Jewel-like, Yzerfontein clusters snugly into the West Coast coastline. In its luxe blue sky and ocean frame, the town literally sparkles.
With its status as the jewel of the West Coast, one can understand why Middle Stone Age people 70 000 to 115 000 years ago chose this site. In modern times, the village was laid out and developed by Abraham Katz in 1936 and it has remained a popular holiday resort. Today, it has 5 000 residents.
There’s even more antiquity in Yzerfontein: firstly, two white lime kilns next to the R315 are the only ones remaining in South Africa and were declared national monuments in 1980; secondly, the old fish house near the harbour dates from the 19th century and now serves as the Yzerfontein Tourism Bureau.

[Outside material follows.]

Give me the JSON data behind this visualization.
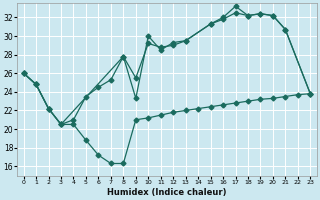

Holiday homes constitute the largest percentage of houses, but mansions and cottages sit comfortably side-by-side. Small boutique centres are dotted throughout town. Restaurants such as Die Strandkombuis, Lula’s and Kaijaiki Inn enjoy good ratings.

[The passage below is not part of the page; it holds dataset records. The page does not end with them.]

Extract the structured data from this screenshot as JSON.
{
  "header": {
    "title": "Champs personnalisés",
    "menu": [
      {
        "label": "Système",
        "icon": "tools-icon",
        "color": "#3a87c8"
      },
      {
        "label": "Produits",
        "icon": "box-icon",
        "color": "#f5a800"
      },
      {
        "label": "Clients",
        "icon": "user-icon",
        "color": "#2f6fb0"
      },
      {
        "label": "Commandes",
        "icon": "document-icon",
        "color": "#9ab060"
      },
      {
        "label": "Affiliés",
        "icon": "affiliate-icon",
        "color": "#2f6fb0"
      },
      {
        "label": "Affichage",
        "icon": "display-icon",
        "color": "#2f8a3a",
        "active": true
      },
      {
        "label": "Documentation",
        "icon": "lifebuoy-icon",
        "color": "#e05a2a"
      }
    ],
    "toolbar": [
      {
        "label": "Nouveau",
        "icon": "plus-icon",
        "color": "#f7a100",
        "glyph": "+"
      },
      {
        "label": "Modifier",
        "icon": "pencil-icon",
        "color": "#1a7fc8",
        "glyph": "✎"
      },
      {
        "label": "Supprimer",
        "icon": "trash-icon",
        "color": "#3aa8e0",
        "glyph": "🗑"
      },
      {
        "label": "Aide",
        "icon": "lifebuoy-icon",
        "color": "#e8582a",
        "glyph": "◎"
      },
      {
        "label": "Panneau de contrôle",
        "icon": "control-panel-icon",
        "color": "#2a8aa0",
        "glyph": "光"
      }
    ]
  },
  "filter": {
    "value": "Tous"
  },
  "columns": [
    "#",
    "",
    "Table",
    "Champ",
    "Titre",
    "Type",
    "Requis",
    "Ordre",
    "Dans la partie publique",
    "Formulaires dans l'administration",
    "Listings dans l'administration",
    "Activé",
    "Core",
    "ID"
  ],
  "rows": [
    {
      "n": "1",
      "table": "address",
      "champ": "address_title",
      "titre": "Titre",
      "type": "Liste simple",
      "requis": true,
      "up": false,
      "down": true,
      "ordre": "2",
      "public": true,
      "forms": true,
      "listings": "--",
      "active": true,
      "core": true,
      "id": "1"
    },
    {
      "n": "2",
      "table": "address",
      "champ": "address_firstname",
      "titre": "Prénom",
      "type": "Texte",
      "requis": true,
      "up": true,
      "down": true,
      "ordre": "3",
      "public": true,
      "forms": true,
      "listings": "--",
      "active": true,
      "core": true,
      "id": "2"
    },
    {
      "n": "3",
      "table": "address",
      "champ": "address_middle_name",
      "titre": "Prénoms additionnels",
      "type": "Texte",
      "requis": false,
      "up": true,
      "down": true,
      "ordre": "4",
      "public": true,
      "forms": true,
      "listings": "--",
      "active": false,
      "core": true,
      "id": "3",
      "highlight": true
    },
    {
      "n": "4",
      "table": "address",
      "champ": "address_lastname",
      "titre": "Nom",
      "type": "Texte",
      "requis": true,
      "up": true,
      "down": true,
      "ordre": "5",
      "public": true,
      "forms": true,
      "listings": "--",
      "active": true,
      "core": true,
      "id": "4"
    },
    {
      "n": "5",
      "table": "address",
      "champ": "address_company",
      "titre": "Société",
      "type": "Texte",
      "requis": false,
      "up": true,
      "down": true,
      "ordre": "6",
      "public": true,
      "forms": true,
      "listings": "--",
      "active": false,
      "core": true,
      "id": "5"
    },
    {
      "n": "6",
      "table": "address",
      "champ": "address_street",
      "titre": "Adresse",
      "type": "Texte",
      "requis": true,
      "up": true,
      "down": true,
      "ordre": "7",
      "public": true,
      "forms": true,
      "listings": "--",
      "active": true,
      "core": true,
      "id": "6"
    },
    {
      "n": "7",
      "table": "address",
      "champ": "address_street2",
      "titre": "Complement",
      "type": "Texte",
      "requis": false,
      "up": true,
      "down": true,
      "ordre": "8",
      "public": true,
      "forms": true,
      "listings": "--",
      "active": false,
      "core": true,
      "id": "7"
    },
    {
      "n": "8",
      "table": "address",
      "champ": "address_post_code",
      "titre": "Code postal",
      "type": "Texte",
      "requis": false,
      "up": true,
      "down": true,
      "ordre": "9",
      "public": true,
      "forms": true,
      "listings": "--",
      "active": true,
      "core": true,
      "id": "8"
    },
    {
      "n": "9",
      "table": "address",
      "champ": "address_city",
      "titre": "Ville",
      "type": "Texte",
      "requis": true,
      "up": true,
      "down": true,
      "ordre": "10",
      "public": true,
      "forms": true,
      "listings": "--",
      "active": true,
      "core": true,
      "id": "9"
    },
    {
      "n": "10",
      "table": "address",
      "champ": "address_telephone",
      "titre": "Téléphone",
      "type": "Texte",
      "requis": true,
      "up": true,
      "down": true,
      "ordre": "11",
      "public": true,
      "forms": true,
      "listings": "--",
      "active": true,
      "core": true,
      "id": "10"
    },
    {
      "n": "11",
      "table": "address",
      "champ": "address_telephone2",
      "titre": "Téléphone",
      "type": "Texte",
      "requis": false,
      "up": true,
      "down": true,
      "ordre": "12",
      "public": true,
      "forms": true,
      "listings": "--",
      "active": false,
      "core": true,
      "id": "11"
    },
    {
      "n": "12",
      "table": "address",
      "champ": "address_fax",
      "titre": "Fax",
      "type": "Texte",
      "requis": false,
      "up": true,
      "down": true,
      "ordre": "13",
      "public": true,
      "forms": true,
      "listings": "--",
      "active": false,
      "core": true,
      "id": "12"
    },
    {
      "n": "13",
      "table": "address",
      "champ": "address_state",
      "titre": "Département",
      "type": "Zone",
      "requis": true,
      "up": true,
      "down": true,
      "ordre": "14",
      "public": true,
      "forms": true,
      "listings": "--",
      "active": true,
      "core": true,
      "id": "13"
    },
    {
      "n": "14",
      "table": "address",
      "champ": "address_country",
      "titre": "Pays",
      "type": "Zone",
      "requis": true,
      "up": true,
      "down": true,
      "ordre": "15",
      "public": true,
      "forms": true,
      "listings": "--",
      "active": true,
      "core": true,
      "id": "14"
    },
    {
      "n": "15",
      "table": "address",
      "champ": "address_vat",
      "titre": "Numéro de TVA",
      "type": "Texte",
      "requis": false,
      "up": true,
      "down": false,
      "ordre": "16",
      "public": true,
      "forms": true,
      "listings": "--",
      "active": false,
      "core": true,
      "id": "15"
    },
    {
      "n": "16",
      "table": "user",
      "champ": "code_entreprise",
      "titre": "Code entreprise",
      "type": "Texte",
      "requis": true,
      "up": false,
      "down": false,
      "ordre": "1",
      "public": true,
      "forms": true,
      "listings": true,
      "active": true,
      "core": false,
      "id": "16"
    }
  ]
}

Famed for its magnificent 16-mile beach which actually stretches for a full 19 miles (30,5 km) all the way to the land mass between Langebaan Lagoon and the sea. But, washed by the cold Benguela current, ankle-deep does the trick for most beach goers. However, surfers get stoked by this prime surfing spot, which was pioneered by the legendary John Whitmore in the 1950s. When the Atlantic’s powerful westerly swells roll into town, the infamous Schaap Eiland surf-break is created.
Walkers/runners are spoilt for choice in terms of routes in the town, because apart from the splendid beaches on either side, neat, scenic walkways have been created throughout the fynbos areas on the southern side. Secret coves and hamlets further please the senses.
Because of its elevation, Yzerfontein is a good whale-watching spot when these mammals frolic in the bays, or even mount a display in the harbour. And by the way, with 60% of all the line fish caught on the West Coast landed here, the town’s small craft harbour is a fisherman’s haven.
Finally, at Yzerfontein: “the sea nourishes, the flowers adorn.”